# Butera's Royal Vintage Sweet Cavendish



## Mad Hatter (Apr 8, 2007)

Got this one in a cavandish sampler from pipesandcigars a couple weeks ago. "A unique blend of bright red and orange Virginias..... toasted black Green River whole leaf......Topped with a soft fragrant essence". On opening the can and giving it the smell test I'm pretty unimpressed. Although it somehow smells like the holiday season, it doesn't really make me think "good tobacco", but rather something more like "what the hell did they dump on this stuff to keep it from smelling like tobacco?" Undaunted I grab a bit of the red, orange and black and pack it into my bowl. Its a real pain in the ass to get lit and it rises up quite a bit when I put the flame to it but after ten minutes or so I've finally got it going well enough to lay my lighter down for a few minutes. My first impression is "Good God! What is that?!" Reminds me of something......... oh yeah! Know how when you're on a date and you lean over to nibble on her ear and all you can smell is the half a can of hairspray she put on before you picked her up? Well, that's what it tastes like. I puff it down a bit more, fighting the whole time so as not to scorch my thumb on the lighter that seems to be glued to my hand and suddenly there is a different taste, something really dark and nasty in the back of my throat..... and it seems to get worse with every passing minute. Finally, after an eternity my bowl is cashed..... no, its only halfway cashed, but I'm not going to relight it. Bad enough I smoked half a bowl of this stuff right before bedtime. I'm sure not going to finish the other half. Anyway, as things progressed the flavor didn't change much, still tasted like a combination of hairspray and charcoal, but it did burn cool and it has just enough nicotene to put you in one of those thoughtful moods. But feeling good or not, my mouth still tastes like crap and in the future I'll stay away from tobaccos that are "toasted black...." and "Topped with a soft fragrant essence", especially if they say Butera.

:hn


----------



## EvanS (Dec 29, 2006)

so you didn't like it?

I'm gonna take your word for it!! Thanks for the warning.


----------



## Mad Hatter (Apr 8, 2007)

EvanS said:


> so you didn't like it?
> 
> I'm gonna take your word for it!! Thanks for the warning.

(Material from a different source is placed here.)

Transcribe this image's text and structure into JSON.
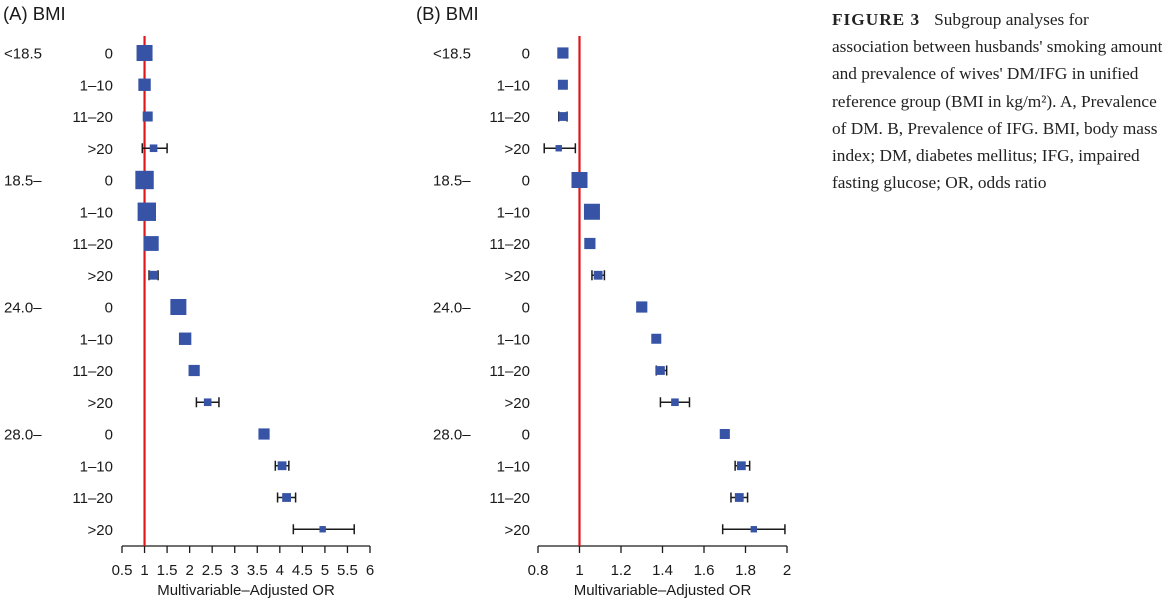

I thought I was pretty subtle about it.


----------



## kjd2121 (Jul 13, 2006)

So it's more like Buttera Fumunda Cake?? - p


----------



## JRC (Feb 13, 2007)

kjd2121 said:


> So it's more like Buttera Fumunda Cake?? - p


Zing! That seems like a pretty good endorsment to run the other way when I see this blend. Thanks for the warning!

Jeremiah


----------